Когда встречаешь кого-то подлинного, это так удивительно, что начинаешь спрашивать себя, не стал ли ты жертвой ослепления.
К чему вести счет книгам-утешительницам, ведь хотя имя им легион, только две-три из них имеют значение?
Если не хочешь околеть с досады, оставь в покое свою память, не копайся в ней.
Все, что подчиняется законам жизни, — а значит, все то, что гниет, — побуждает меня к столь противоречивым размышлениям, что они граничат с умопомешательством.
Жить в страхе, что тебе везде суждено томиться от скуки, даже в Боге… Именно в неотвязной мысли об этой запредельной скуке я вижу причину своего духовного несовершенства.
Эпикуреизм или стоицизм — что выбрать? Я перехожу от одного к другому и чаще всего храню верность обоим сразу, что является моей манерой соглашаться с изречениями, которая была свойственна Античности до того, как ее наводнили догмы.
Бездействию мы обязаны тем, что оно предохраняет нас от инфляции, которая подстерегает многих из-за избытка тщеславия, труда или таланта. Если не утешительно, то, во всяком случае, лестно сказать себе, что умрешь, так и не проявив себя в полной мере.
Кричал о своих сомнениях на всех углах и вместе с тем причислял себя к той школе скромности, которая называется скептицизмом.
Зануды, расхитители нашего времени, оказывают нам огромную услугу, мешая оставить после себя полную выставку наших талантов.
Мы вольны любить кого угодно, за исключением себе подобных именно потому, что они похожи на нас.
Этого факта достаточно, чтобы объяснить, почему история такова, какова она есть.
Большинство наших бед ведут свое начало издалека, от того или иного нашего предка, которого погубили собственные излишества. Мы наказаны за его невоздержанность: нет нужды пить — он уже выпил все за нас. Похмелье, которое нас столь поражает, — это цена, которую мы платим за его эйфорию.
Тридцать лет экстатического поклонения Сигарете. Теперь, когда я вижу, как другие приносят жертвы моему бывшему идолу, я их не понимаю, я считаю их свихнувшимися или тупицами. Если побежденный «порок» становится нам до такой степени чуждым, как не остолбенеть перед тем пороком, которому мы еще не предавались?
Чтобы обмануть меланхолию, нужно беспрерывно двигаться. Стоит остановиться, и она вновь просыпается, если только она вообще когда-либо дремала.
Желание работать приходит ко мне лишь тогда, когда у меня назначена встреча.

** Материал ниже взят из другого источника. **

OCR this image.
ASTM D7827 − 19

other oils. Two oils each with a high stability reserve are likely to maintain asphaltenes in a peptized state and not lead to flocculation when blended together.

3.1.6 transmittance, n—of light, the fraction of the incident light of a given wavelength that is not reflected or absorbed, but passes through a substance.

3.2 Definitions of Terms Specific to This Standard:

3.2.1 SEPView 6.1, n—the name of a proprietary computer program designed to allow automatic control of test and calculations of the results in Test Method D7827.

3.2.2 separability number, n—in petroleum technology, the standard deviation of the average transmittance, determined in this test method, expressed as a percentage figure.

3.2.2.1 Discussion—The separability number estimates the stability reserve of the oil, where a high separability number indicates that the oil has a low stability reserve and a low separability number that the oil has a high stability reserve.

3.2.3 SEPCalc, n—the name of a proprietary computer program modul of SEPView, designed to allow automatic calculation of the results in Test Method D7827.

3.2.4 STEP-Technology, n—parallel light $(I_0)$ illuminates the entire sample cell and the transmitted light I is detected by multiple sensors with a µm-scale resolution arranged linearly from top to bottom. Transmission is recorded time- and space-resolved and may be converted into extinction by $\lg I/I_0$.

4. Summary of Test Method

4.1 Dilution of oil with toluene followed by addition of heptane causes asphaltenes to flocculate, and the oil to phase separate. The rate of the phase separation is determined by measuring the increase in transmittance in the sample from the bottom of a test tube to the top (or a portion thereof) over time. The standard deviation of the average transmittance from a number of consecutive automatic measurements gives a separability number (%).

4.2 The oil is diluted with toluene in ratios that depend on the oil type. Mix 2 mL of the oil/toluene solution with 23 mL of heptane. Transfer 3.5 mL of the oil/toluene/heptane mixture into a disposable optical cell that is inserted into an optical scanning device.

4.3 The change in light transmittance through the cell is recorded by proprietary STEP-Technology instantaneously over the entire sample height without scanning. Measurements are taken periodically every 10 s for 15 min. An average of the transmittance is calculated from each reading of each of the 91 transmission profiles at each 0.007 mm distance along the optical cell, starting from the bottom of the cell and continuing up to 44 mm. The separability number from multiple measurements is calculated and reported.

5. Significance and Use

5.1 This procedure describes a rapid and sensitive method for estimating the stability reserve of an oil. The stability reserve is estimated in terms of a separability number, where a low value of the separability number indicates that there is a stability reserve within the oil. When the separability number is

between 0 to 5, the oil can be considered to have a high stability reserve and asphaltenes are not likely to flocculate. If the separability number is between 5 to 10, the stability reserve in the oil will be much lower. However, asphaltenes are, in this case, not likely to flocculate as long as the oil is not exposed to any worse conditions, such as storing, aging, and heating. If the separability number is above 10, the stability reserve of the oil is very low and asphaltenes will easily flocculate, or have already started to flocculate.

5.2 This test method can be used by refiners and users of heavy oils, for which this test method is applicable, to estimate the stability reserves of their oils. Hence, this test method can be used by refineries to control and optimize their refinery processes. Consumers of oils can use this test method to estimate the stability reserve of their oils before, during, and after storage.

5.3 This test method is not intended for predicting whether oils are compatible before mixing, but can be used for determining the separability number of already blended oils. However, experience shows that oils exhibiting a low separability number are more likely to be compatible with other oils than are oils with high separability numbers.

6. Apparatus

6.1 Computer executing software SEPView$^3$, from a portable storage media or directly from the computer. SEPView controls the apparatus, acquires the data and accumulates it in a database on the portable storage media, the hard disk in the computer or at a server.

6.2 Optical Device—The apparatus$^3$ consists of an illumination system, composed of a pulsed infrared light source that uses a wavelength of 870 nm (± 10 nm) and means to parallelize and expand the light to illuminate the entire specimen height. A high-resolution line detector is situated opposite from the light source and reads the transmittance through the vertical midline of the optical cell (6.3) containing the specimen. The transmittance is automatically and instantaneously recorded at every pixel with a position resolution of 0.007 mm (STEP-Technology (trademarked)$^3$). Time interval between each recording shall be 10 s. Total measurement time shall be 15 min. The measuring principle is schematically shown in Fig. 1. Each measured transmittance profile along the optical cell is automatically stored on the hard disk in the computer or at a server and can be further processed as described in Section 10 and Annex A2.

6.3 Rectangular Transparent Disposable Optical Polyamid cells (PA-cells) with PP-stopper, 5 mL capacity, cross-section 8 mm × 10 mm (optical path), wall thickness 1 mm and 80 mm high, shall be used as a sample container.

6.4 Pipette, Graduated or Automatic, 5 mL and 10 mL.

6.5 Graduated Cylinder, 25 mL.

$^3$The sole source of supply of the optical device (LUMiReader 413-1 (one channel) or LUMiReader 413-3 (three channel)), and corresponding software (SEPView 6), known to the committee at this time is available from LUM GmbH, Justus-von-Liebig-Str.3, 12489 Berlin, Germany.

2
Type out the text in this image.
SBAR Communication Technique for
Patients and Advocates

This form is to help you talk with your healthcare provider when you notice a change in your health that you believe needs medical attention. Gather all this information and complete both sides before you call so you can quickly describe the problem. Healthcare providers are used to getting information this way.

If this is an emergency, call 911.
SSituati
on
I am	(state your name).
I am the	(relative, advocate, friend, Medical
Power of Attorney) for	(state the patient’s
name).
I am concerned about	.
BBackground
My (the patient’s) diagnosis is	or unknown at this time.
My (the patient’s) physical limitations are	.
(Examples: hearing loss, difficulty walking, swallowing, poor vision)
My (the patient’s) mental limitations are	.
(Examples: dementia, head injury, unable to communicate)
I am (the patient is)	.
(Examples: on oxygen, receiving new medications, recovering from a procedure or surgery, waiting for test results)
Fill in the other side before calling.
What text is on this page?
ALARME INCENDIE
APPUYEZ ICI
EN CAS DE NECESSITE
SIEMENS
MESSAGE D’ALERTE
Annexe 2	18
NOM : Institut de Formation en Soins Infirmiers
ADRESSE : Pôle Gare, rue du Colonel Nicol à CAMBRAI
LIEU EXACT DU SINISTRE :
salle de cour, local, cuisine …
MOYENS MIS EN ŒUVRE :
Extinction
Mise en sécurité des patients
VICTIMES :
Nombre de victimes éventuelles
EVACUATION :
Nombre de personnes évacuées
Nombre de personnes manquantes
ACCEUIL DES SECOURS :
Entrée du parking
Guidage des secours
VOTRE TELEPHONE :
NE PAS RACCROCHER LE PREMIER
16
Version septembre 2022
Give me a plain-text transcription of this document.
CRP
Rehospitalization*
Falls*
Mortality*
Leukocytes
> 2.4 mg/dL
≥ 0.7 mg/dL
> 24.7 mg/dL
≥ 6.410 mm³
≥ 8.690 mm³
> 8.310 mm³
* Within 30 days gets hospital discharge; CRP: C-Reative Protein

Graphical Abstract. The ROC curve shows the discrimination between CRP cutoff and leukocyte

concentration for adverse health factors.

Я всегда иду туда, уверенный в том, что упускаю единственную возможность превзойти самого себя.
«Я не могу обходиться без вещей, до которых мне нет никакого дела», — любила повторять герцогиня дю Мен.
Легкомыслие, доведенное до такой степени, есть предвестие аскетизма.
Если бы Всемогущему было дано вообразить себе, как тяжко мне бывает порой совершить хоть малейшее действие, в порыве милосердия он не преминул бы уступить мне свое место.
Если не знаешь, в какую сторону идти, лучше предпочесть бессвязное размышление — отражение времени, разлетевшегося в клочья.
То, что я знаю, уничтожает то, чего я хочу.
Возвращаясь из крематория. Мгновенное обесценивание Вечности и всех остальных слов с Большой Буквы.
Состояние невообразимой подавленности, а затем выход за пределы вселенной и за пределы прочности мозга.
Мысль о смерти порабощает тех, кого она преследует. Она освободительна лишь в начале; потом она перерождается в наваждение, переставая, таким образом, быть мыслью.
Мир есть божественная случайность, accidens Dei. Насколько справедлива формулировка Альберта Великого!